La filosofia come pratica di liberazione

[Socrate]

 

In questo passo del Fedone platonico Socrate illustra al pitagorico Cebete la sua visione della filosofia come tecnologia del sé finalizzata alla liberazione dal ciclo delle rinascite.

 

“Per questo motivo, coloro che hanno a cuore la propria anima e non vivono al servizio del corpo, voltano le spalle a tutti questi uomini e non seguono le loro strade, perché sentono di non sapere dove stanno andando. Essi stessi credono che la filosofia, con la sua liberazione e purificazione, non debba essere contrastata, e così si voltano e la seguono ovunque essa conduca”.

“In che modo lo fanno, Socrate?”.

“Te lo dirò”, rispose. “Gli amanti della conoscenza”, disse, “si rendono conto che quando la filosofia si impadronisce per la prima volta della loro anima, questa è interamente legata e saldata al corpo ed è costretta a guardare le realtà attraverso il corpo come attraverso le sbarre di una prigione, non da sé e per sé, e sguazza nella più totale ignoranza. E la filosofia vede che la cosa più terribile della prigionia è il fatto che è causata dal desiderio, così che il prigioniero è il principale artefice della sua stessa prigionia. Gli amanti della conoscenza, allora, dico, percepiscono che la filosofia, impossessandosi dell’anima quando si trova in questo stato, la incoraggia dolcemente e cerca di liberarla, facendole notare che gli occhi, le orecchie e gli altri sensi sono pieni di inganni, esortandola a ritirarsi da questi, se non nella misura in cui il loro uso è inevitabile, ed esortandola a raccogliersi e a concentrarsi in sé stessa, a non fidarsi di nulla se non di sé stessa e di ciò che pensa da sé stessa e a credere che non ci sia verità in ciò che vede con altri mezzi e che varia con i vari oggetti in cui appare, poiché tutto ciò che è di questo tipo è visibile e percepito dai sensi, mentre l'anima stessa vede ciò che è invisibile e percepito dalla mente. Ora, l’anima del vero filosofo ritiene di non dover opporsi a questa liberazione e perciò si tiene lontana dai piaceri e dalle passioni, dai dolori e dalle paure, per quanto le è possibile, considerando che quando qualcuno ha piaceri o paure o dolori o passioni violente, subisce non un male comune — per esempio la malattia o la perdita di denaro a causa delle sue passioni — ma subisce il male più grande ed estremo e non se ne accorge”.

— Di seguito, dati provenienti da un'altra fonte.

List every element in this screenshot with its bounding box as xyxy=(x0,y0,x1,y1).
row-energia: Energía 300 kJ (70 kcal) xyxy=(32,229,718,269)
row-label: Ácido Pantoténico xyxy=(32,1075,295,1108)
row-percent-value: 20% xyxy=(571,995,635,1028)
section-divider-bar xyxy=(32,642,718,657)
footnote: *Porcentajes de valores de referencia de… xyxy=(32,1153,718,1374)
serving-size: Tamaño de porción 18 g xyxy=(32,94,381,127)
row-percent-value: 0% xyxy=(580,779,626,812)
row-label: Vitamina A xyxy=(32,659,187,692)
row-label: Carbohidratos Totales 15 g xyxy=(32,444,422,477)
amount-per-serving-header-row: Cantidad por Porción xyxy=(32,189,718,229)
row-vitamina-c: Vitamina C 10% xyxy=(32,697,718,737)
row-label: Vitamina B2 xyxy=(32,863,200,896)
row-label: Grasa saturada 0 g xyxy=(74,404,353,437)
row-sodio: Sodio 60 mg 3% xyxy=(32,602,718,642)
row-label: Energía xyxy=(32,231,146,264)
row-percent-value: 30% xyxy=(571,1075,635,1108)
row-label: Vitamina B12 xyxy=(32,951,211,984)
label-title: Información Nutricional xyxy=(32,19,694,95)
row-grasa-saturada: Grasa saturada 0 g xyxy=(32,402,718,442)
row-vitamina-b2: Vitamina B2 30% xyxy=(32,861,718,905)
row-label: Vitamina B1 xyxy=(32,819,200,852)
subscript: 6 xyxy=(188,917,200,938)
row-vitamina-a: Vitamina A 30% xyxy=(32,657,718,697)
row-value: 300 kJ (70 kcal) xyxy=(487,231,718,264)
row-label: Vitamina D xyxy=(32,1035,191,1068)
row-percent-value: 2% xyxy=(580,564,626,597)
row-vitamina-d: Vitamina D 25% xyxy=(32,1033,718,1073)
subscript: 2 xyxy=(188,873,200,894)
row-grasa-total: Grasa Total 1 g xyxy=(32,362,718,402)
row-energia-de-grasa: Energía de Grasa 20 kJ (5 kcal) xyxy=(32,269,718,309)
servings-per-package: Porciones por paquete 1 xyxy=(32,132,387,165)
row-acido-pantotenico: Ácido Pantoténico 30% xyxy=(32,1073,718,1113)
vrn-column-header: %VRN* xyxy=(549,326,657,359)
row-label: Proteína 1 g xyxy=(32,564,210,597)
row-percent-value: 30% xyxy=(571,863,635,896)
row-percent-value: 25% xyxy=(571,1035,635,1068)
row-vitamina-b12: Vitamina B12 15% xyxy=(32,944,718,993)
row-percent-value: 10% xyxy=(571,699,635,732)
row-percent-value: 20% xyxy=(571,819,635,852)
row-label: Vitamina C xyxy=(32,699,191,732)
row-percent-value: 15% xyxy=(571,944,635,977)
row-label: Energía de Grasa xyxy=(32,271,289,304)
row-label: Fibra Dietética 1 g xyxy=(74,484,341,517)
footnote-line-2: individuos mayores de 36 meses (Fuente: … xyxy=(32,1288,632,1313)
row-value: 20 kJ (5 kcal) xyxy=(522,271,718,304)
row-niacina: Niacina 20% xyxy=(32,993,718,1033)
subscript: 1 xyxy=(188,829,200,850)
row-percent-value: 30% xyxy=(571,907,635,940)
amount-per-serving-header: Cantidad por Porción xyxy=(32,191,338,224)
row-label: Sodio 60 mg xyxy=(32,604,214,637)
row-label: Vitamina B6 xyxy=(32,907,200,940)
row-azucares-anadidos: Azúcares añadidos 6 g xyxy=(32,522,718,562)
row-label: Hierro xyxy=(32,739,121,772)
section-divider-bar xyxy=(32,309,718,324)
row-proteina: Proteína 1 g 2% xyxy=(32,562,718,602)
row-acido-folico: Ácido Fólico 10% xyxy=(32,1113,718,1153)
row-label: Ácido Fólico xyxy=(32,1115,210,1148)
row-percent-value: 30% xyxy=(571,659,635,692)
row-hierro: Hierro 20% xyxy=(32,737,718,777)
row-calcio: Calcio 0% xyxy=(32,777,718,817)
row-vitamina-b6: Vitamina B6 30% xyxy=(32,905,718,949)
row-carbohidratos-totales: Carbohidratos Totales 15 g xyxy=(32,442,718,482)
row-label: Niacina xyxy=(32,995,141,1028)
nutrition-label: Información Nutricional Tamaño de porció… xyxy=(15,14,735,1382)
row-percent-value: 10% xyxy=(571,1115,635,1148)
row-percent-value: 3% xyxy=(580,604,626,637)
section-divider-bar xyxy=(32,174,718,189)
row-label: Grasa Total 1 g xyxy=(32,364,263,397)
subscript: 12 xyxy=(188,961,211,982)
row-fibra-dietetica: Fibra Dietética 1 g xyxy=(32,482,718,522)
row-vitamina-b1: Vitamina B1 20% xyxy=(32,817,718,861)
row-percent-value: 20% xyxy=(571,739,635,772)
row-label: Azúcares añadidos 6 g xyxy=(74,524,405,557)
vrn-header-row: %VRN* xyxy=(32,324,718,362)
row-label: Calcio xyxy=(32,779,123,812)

“Qual è questo male, Socrate?”, disse Cebete.

“Il male è che l’anima di ogni uomo, quando si compiace o si addolora per qualcosa, è costretta a credere che l’oggetto che ha provocato l’emozione sia ben distinto e molto vero; ma non è così. Questi oggetti sono per lo più quelli visibili, non è vero?”

“Certamente”.

“E quando questo accade, l'anima non è forse ridotta completamente in schiavitù dal corpo?”.

“Come mai?”

“Perché ogni piacere o dolore la inchioda al corpo e la salda su di esso e la rende quasi corporea, così che si immagina che siano vere le cose che il corpo dice che sono vere. Poiché ha le stesse credenze e gli stessi piaceri del corpo, è costretta ad adottare anche le stesse abitudini e lo stesso modo di vivere, e non può mai partire in purezza verso l’Ade, ma deve sempre andarsene contaminata dal corpo; e così sprofonda rapidamente in un altro corpo e cresce in esso, come un seme che viene seminato. Perciò non ha parte alla comunione con ciò che è divino, puro e assoluto”.

 

Platone, Fedone, 82D-83E. Traduzione di Antonio Vigilante. Licenza CC BY-SA 4.0 International.